Nothing in the first two years! Initially you are recruited to work with a very generous guaranteed salary for a 1-2 year term contract. However, this generous fixed salary is usually unattainable after 2 years when your salary will be based on a revenue production model.
After two (2) years, your income will be calculated by one of the available common methods such as Relative Value Units (RVU) ,WRVU or other formulas. No matter what method is used, your compensation is heavily dependent on the number of patients seen per day and the coding levels. Your compensation will be based on a percentage of your generated revenue minus the sum of variable and fixed core expenses. Variable expenses include all the costs incurred at the clinic site that you are working. Fixed core expenses (which are shared among all the clinics owned by the hospital) cover the salaries of the administration, financial, and human resources department.
In some formulas, the revenue from labs and x-rays done at your site are not credited to you because hospital owned clinics like to allocate those revenues to the hospital lab and radiology department! Without the revenues from these ancillary services you have to see many more patients to generate a salary comparable to your salary in the first two years. Stiff and restrictive covenant clauses in your employment contract prohibit you to work within thirty (30) miles of your clinic site or any other facility owned by the hospital! That may restrict you from working in a large territory should you decide to leave your job after two years. Recent court cases suggest a trend of less enforcement of that restriction, but many physicians will choose to stay despite lesser compensation after the first two years.
Physician's work has a value but providing a compassionate care for our patients must have a value also. Unfortunately, that compassionate care is compromised by the unreasonable financial expectations and overbooked schedules created for hospital employed physicians.

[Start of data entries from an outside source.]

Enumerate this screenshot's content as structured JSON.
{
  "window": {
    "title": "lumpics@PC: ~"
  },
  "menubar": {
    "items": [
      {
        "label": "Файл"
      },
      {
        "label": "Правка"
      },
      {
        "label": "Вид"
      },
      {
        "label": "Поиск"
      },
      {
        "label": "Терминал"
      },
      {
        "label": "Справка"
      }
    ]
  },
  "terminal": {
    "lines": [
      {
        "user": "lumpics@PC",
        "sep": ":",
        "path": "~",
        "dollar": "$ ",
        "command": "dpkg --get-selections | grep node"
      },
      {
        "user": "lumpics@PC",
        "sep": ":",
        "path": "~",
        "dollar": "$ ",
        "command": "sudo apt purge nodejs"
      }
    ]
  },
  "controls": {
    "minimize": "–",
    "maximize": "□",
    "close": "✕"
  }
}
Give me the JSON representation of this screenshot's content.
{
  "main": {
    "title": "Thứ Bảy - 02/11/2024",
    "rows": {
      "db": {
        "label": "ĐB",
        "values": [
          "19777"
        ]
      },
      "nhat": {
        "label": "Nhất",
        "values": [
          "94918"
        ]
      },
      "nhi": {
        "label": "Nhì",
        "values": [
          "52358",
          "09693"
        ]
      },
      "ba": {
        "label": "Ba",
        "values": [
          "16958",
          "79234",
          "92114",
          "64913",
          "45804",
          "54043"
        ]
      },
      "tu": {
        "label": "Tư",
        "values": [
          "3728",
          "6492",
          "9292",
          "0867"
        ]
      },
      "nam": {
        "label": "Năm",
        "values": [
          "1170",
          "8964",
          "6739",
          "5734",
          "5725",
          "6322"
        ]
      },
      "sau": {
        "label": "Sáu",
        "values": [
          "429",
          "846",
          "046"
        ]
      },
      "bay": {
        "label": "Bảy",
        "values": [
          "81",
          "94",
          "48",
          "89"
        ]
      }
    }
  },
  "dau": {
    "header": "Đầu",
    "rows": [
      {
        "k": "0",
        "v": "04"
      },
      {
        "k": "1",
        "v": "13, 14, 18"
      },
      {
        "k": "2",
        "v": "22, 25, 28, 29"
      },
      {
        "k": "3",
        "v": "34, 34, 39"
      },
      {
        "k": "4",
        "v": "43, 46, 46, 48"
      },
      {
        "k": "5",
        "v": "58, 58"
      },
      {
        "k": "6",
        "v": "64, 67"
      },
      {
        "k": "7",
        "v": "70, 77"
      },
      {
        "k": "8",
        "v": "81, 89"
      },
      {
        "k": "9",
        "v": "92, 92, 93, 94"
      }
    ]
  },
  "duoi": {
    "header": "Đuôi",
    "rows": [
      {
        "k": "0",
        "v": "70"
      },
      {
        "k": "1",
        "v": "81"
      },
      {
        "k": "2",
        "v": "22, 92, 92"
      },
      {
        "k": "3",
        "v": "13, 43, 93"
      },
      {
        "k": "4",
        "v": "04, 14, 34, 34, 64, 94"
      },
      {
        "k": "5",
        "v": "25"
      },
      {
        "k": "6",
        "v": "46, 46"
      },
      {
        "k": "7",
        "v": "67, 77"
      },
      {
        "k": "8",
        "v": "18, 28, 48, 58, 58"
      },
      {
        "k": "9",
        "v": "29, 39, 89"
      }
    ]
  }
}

In comparison, the physicians at Community Health Centers are enabled to provide an optimum patient care, while enjoying a healthy compensation and a balance in life. Community health centers are the ideal medical practice to promote prevention as well as patient education. If you are exhausted by robotic practice of rapid diagnosis and treatment to meet the quota, and seek to have more of a chance to practice prevention and education, then check out employment opportunities with community health centers.
I read quite a few blogs but rarely comment. But now I am! I really enjoy reading your insights about working at a CHC. Keep up the nice posts!